Un caméscope en location, c’est le beurre et l’argent du beurre. Du moins s’il y a cession de propriété à la clé après un certain nombre de mensualités. C’est ce que s’est dit Zoran Milo en novembre 1997, lorsqu’il a loué un caméscope JVC de plus de 4000 fr. chez la filiale biennoise de Radio TV Steiner. Selon le vendeur, moyennant un supplément de 10% sur la valeur à neuf, M. Milo pourra en devenir le propriétaire.
50 mensualités
Mais trois ans plus tard, lorsque l’épouse de M. Milo se renseigne auprès de Radio TV Steiner, on lui explique que la cession de propriété n’intervient qu’après 50 mensualités. Or, ni le contrat ni les conditions générales n’évoquent une durée limite ou un éventuel rachat. A force d’insister, Séverine Milo obtient une réponse: elle peut racheter le caméscope pour 1400 fr.; à défaut, le contrat sera «bouclé» après 50 mensualités – sans que Radio TV Steiner ne précise ce qu’il entend par là.
Solutions fantômes
«Comme il est fréquent que des clients désirent résilier un contrat de location avant ou après un délai de 12 mois, nous leur offrons des solutions ad hoc, explique Guido Martin, chef de vente à Radio TV Steiner. Mais ces solutions doivent s’adapter à un commerce en rapide évolution, et ne sont donc énoncées ni dans le contrat ni dans les conditions générales.
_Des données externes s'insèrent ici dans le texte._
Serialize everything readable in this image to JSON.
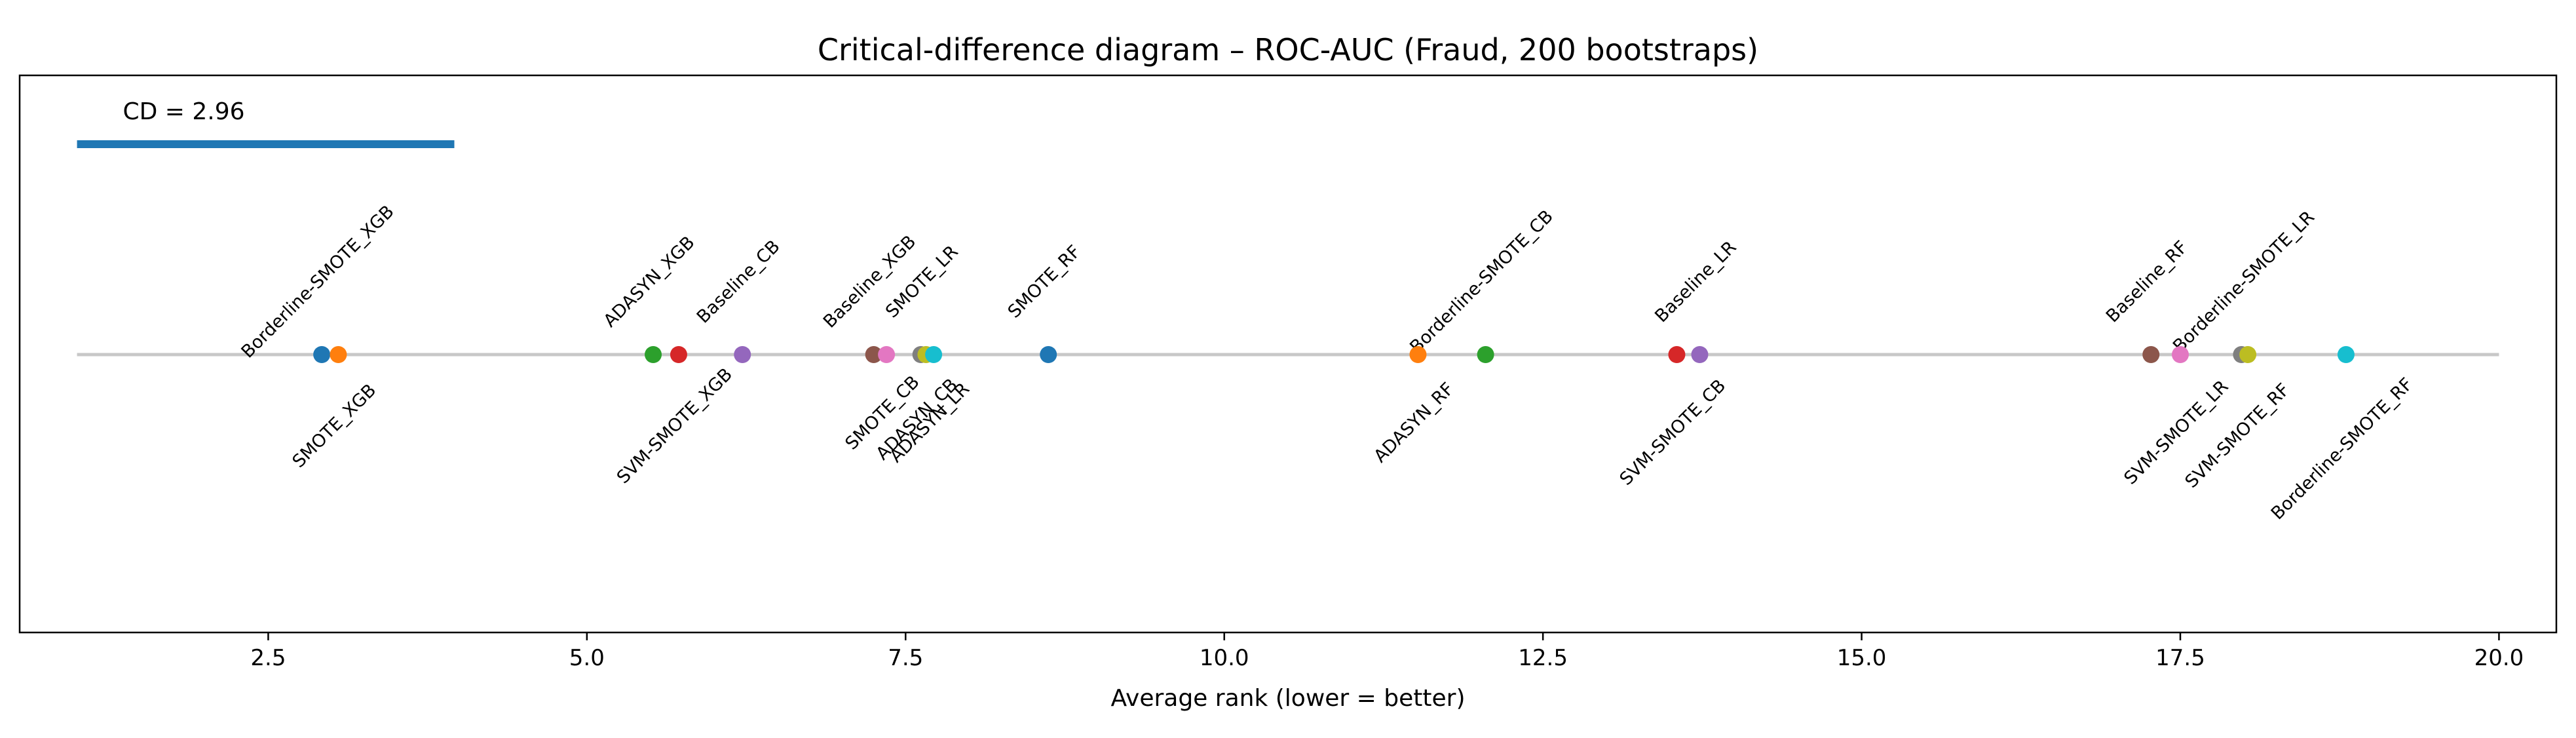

En revanche, elles sont détaillées dans une brochure remise aux clients.»
Cette brochure ne dit pourtant rien sur une limite supérieure à la validité du contrat. En revanche, elle contient d’autres précisions: par exemple, le preneur dispose de 30 jours après la livraison pour décider s’il préfère louer ou acheter l’objet; et s’il décide d’acheter l’objet dans les 12 premiers mois, les mensualités versées sont déduites du prix de vente.
Caméscope surpayé
Ce qui n’est pas le cas des Milo: leur caméscope leur a déjà coûté 6150 fr. «Nous avons payé plus que sa valeur à neuf!» argumente Mme Milo. Elle souhaite donc le racheter aux conditions conclues oralement durant la «vente», ou obtenir le remboursement de ses mensualités contre reprise de l’appareil. Impossible? Peut-être pas, si l’on considère, comme le fait le Tribunal fédéral, qu’un prétendu contrat de location est en réalité un contrat de location-vente si les deux parties considèrent que l’objet loué pourra être racheté par le locataire. Ce qui semble bien être le cas en l’espèce (voir encadré).
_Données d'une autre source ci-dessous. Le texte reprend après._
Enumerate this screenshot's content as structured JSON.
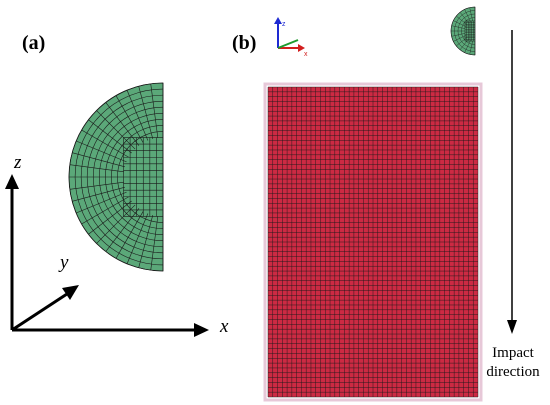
{
  "panels": {
    "a_label": "(a)",
    "b_label": "(b)"
  },
  "axes": {
    "x_label": "x",
    "y_label": "y",
    "z_label": "z"
  },
  "impact": {
    "line1": "Impact",
    "line2": "direction"
  },
  "colors": {
    "projectile": "#5ba879",
    "target": "#cc2a43",
    "mesh_line": "#1a1a1a",
    "triad_x": "#d21e1e",
    "triad_y": "#1e9a2e",
    "triad_z": "#1e2ad2"
  },
  "icons": [
    "coordinate-triad-icon",
    "down-arrow-icon"
  ]
}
Juridiquement soutenable, cette argumentation risque d’être difficile à faire valoir en pratique. Ce ne sera heureusement pas nécessaire: suite à l’intervention de Bon à Savoir, Radio TV Steiner a fait une nouvelle proposition – dont Guido Martin souligne le caractère exceptionnel – aux Milo. Ceux-ci ont pu racheter leur caméscope pour 150 fr. «Ça ne se refuse pas», conclut Séverine Milo.
Blaise Guignard
un contrat peu clair
Location ou location-vente?
A suivre le TF, le contrat signé par M. Milo semble être une location-vente: le vendeur a évoqué le rachat lors de la signature du contrat, et Radio TV Steiner a fait des propositions en ce sens.
Pour être valable, ce contrat doit cependant respecter les conditions légales de la vente par acomptes, énoncées à l’article 226a du Code des obligations: un délai de réflexion de 5 jours après la conclusion du contrat durant lequel le preneur peut résilier ce dernier sans condition; une durée minimum de cinq mois et une durée maximum de deux ans, un premier versement couvrant 30% du prix de vente et un minimum de quatre acomptes, y compris le premier.
Contrat nul
Si ces conditions ne sont
pas réalisées, le contrat est nul. Une piste possible pour
M. et Mme Milo, même s’il ne serait sans doute pas aisé de le faire admettre en procédure — et sans doute la raison pour laquelle la possibilité de rachat ne figure nulle part dans le contrat et les CG de Radio TV Steiner.
Mais il faut le dire: faire figurer ces conditions dans un contrat de location ôterait tout intérêt à ce dernier. Or, pour une durée moyenne comme le contrat de Radio TV Steiner en offre la possibilité, la location n’est pas dénuée d’avantages pour le preneur.